Creating a qp file from scratch
Now let’s try to create an Ensemble file from scratch, and see if we can read it in as an Ensemble. First, we need a metadata table (dictionary) with the appropriate keys. Let’s make it an interpolation parameterized Ensemble as well, so it will need: “pdf_name”, “pdf_version”, and “xvals”. Note that for this to be a Table-like object, there are a few things we have to make sure to do:
All values must be iterable, so they all must be arrays
They must all have the same length, or first dimension. Since “xvals” will inherently have more values than any other value in the metadata here, we make it a 2D array, so the first dimension is 1.
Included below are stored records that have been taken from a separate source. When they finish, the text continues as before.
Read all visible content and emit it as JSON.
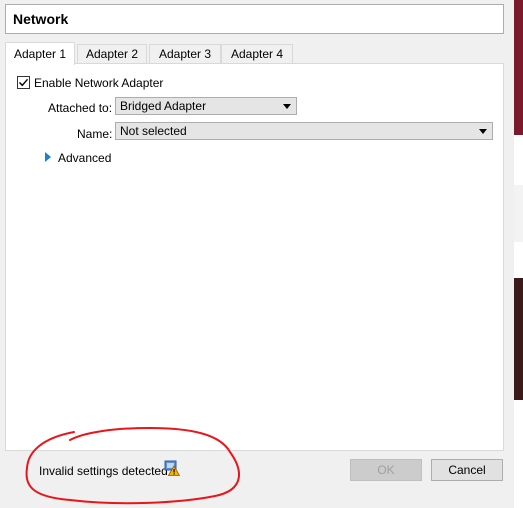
{
  "title": "Network",
  "tabs": [
    {
      "label": "Adapter 1",
      "active": true
    },
    {
      "label": "Adapter 2",
      "active": false
    },
    {
      "label": "Adapter 3",
      "active": false
    },
    {
      "label": "Adapter 4",
      "active": false
    }
  ],
  "enable_adapter": {
    "label": "Enable Network Adapter",
    "checked": true
  },
  "attached_to": {
    "label": "Attached to:",
    "value": "Bridged Adapter"
  },
  "name": {
    "label": "Name:",
    "value": "Not selected"
  },
  "advanced": {
    "label": "Advanced",
    "icon": "expand-arrow-icon"
  },
  "status": {
    "text": "Invalid settings detected",
    "icon": "warning-icon"
  },
  "buttons": {
    "ok": "OK",
    "cancel": "Cancel"
  },
  "colors": {
    "annotation": "#e8161b",
    "accent": "#1e7fd8"
  }
}
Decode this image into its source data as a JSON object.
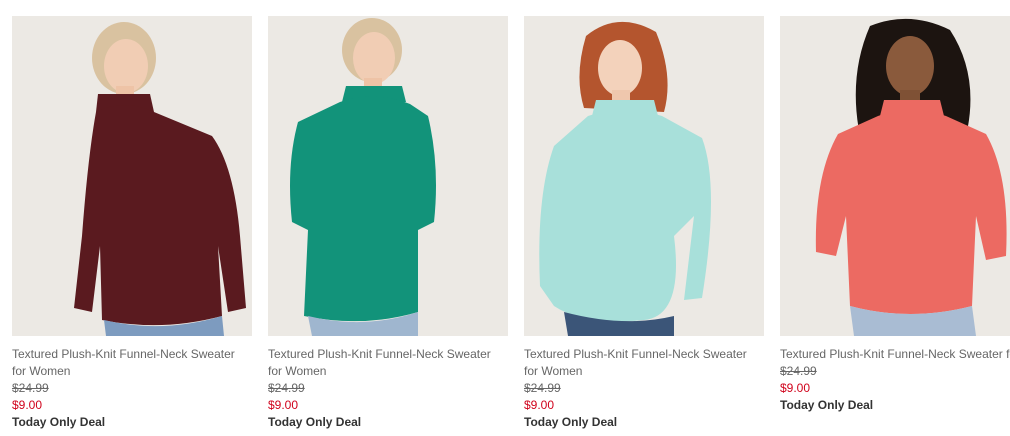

xvals = np.array([np.linspace(0,5,10, )])
new_meta = {"pdf_name": np.array(["interp".encode()]),"pdf_version": np.array([0]),"xvals": xvals}
new_meta
{'pdf_name': array([b'interp'], dtype='|S6'),
'pdf_version': array([0]),
'xvals': array([[0. , 0.55555556, 1.11111111, 1.66666667, 2.22222222,
2.77777778, 3.33333333, 3.88888889, 4.44444444, 5. ]])}
So far, that looks like it matches the format of our Ensemble tables above. Now let’s make a data table with the “yvals” for 3 distributions.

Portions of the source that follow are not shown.